Le Québec a néanmoins choisi de diversifier ses entrées dans le marché de l’Indo−Pacifique, le «nouveau centre géopolitique et économique de la planète», soutient le ministère des Relations internationales.
C’est ainsi que Mme Biron a annoncé que les bureaux du Québec à Séoul et à Singapour allaient passer au statut de délégations, donc avec des moyens plus imposants.
La balance commerciale entre le Québec et la Chine est encore immensément favorable à cette dernière, mais l’écart s’est légèrement rétréci au cours des années récentes.
Les exportations du Québec en Chine sont passées de 3,5 milliards de dollars (G$) en 2022 à 4,2 G$ en 2023, une augmentation de 20%, selon l’Institut de la statistique du Québec.
En revanche, les importations chinoises au Québec sont passées de 15,7 G$ en 2022 à 13,4 G$ en 2023, une baisse de 14,8%.
Les relations du Canada avec la Chine ont commencé à se détériorer sérieusement à partir de l’arrestation de Meng Wanzhou, une haute dirigeante de Huawei, à Vancouver en décembre 2018. La Chine a par la suite arrêté deux Canadiens sur son territoire, Michael Kovrig et Michael Spavor, qui ont été détenus jusqu’à la libération de Meng Wanzhou en septembre 2021.
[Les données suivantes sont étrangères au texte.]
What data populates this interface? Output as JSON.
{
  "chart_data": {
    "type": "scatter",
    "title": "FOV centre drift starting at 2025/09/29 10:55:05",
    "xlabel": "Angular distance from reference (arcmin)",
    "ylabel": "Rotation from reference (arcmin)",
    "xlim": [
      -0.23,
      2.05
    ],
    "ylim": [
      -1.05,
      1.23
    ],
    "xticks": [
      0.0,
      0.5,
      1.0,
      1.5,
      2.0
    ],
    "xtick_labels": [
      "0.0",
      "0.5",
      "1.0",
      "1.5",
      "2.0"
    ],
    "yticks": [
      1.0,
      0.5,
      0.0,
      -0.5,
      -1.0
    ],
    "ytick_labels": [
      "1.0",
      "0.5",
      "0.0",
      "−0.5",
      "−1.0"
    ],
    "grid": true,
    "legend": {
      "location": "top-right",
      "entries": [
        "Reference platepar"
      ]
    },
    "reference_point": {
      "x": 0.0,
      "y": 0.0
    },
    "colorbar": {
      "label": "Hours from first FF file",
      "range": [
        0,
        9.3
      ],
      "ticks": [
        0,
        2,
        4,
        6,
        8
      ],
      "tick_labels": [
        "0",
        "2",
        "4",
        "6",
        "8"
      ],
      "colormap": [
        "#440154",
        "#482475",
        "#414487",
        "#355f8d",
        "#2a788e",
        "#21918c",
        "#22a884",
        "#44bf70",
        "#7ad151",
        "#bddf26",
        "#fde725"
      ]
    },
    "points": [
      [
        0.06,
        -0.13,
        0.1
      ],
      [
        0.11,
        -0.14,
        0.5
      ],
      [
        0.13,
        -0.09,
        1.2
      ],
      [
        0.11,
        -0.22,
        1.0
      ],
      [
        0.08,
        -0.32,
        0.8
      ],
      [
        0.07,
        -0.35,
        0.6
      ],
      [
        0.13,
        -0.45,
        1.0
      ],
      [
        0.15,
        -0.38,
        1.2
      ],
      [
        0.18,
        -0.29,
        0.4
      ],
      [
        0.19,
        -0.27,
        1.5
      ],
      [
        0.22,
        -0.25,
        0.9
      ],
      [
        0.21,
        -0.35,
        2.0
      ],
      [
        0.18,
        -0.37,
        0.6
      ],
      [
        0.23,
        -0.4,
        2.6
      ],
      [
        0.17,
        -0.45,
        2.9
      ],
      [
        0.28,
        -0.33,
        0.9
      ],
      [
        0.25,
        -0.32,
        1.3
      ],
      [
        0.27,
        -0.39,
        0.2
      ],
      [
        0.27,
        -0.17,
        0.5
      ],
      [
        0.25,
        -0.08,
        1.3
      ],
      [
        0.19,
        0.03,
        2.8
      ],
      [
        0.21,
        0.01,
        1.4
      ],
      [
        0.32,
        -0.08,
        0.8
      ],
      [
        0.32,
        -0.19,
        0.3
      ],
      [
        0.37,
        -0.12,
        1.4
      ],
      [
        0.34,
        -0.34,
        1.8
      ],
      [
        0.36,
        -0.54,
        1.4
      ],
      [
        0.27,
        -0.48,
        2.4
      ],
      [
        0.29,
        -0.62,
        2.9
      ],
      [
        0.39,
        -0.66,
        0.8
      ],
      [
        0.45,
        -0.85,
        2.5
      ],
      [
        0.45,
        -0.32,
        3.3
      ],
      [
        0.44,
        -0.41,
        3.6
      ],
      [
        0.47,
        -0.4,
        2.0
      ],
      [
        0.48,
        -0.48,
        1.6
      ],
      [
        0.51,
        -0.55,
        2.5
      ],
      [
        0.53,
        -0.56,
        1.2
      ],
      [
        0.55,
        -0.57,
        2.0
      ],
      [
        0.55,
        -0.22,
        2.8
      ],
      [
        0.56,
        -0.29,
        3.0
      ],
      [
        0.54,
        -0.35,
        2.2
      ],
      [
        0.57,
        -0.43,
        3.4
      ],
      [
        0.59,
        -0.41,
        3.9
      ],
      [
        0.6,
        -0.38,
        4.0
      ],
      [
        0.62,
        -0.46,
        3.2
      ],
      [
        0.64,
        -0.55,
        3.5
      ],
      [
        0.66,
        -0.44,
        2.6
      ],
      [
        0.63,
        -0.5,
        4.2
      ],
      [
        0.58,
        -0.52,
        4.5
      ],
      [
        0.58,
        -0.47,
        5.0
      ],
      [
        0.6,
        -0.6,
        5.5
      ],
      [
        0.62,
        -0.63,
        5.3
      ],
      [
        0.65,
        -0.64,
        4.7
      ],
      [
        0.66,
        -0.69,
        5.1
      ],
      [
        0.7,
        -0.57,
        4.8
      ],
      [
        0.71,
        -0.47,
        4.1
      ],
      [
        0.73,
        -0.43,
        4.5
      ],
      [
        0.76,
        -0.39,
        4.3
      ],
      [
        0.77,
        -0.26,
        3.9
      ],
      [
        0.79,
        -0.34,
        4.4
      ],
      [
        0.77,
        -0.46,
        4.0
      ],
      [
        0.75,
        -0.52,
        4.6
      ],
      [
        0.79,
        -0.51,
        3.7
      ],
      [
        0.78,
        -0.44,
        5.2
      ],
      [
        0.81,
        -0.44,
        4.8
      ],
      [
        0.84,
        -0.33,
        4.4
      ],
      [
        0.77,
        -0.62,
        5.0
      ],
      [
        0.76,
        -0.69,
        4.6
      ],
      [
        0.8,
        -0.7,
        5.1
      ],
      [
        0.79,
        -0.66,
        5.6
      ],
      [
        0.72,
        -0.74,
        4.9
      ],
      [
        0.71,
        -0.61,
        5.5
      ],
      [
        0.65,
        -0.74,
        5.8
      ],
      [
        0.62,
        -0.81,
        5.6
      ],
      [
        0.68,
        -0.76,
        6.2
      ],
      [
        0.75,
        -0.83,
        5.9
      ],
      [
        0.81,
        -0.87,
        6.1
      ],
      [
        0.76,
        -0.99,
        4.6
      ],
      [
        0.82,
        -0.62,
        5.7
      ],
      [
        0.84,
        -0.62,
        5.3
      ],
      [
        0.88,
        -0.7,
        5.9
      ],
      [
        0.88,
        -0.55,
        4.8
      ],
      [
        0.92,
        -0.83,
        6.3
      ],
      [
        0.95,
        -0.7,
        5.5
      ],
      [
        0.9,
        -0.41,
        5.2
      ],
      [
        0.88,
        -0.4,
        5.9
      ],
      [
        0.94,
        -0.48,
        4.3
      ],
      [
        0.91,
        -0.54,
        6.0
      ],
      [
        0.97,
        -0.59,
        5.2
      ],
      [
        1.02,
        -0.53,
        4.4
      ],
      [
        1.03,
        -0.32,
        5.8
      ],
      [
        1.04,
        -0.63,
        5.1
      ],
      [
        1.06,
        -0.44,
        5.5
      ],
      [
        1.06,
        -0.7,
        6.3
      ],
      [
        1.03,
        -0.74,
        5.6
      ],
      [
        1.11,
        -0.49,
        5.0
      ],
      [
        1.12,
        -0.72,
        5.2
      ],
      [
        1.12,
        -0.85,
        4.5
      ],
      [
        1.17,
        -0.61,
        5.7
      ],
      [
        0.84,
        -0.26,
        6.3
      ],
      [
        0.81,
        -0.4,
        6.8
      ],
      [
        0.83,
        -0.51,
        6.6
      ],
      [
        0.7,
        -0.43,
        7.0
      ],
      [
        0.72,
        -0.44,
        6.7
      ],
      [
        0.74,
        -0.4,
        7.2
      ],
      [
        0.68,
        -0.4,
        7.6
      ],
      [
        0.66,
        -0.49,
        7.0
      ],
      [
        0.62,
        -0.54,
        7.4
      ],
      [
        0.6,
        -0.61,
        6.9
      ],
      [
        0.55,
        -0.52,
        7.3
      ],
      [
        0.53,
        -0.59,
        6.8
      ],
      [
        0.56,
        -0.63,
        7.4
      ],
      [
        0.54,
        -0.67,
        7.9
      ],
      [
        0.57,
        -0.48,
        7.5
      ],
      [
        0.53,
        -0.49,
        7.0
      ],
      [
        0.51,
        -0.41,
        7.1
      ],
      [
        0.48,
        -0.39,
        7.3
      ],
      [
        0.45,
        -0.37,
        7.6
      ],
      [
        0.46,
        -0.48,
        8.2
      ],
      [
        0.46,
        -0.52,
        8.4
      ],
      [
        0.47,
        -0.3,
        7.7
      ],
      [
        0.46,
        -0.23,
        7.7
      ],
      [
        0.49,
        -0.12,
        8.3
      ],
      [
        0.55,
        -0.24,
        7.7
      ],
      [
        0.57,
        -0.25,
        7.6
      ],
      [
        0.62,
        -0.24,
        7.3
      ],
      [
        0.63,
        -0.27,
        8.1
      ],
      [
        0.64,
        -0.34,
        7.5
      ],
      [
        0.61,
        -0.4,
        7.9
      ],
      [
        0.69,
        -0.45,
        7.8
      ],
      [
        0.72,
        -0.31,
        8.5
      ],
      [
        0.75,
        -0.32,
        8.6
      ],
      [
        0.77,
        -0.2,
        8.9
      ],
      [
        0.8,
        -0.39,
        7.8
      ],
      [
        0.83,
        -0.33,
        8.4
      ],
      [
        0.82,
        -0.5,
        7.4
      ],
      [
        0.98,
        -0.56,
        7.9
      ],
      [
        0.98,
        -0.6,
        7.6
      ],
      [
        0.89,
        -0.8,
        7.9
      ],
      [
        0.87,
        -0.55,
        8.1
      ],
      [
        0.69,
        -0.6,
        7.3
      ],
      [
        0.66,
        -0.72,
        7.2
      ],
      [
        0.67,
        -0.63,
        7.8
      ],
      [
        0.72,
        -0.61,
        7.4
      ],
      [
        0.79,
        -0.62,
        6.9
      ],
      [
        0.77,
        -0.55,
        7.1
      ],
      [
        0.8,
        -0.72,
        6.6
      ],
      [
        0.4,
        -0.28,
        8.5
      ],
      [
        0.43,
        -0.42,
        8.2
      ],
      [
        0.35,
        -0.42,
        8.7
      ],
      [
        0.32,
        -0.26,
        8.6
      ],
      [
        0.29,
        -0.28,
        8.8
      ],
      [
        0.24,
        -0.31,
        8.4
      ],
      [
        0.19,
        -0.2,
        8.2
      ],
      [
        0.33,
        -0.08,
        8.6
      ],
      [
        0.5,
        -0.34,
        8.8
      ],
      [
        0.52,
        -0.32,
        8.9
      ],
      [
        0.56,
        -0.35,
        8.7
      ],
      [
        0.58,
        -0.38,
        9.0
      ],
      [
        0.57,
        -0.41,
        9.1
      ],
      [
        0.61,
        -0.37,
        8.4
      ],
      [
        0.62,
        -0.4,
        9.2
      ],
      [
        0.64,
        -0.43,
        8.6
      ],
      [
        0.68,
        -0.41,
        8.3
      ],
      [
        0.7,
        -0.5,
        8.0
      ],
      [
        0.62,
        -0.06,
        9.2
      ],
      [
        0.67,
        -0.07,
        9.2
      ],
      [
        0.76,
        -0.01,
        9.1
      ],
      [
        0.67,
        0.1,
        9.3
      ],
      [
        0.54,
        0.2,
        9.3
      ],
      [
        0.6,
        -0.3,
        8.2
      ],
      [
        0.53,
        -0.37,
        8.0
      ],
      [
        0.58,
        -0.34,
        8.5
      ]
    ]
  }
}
Le gouvernement fédéral de Justin Trudeau avait amorcé en automne 2022 un «découplage» avec la Chine, qu’il qualifie de «puissance perturbatrice», visant à se défaire de la dépendance commerciale envers Pékin.
En novembre 2022, François Legault avait laissé entendre que «tous les pays industrialisés (ont) des préoccupations avec la Chine».
En 2021, il avait affirmé qu’«il faut se poser des questions sur nos relations commerciales avec la Chine, si elle ne se donne pas des normes environnementales semblables aux autres».
Dans cette entrevue à la Conférence des Nations unies sur les changements climatiques à Glasgow, le premier ministre avait lancé un avertissement: «Il va falloir se poser des questions sur nos échanges commerciaux avec la Chine. La Chine ne compétitionne pas à armes égales avec l’Amérique du Nord.»
Depuis René Lévesque en 1984, les premiers ministres du Québec ont effectué régulièrement des missions en Chine. Le dernier à avoir perpétué cette tradition est Philippe Couillard, en 2014 et 2018. Le Québec est en outre jumelé à un partenaire, l’État du Shandong.
Le Québec a quatre représentations en Chine: à Pékin, Shanghai, Quingdao et Shenzhen.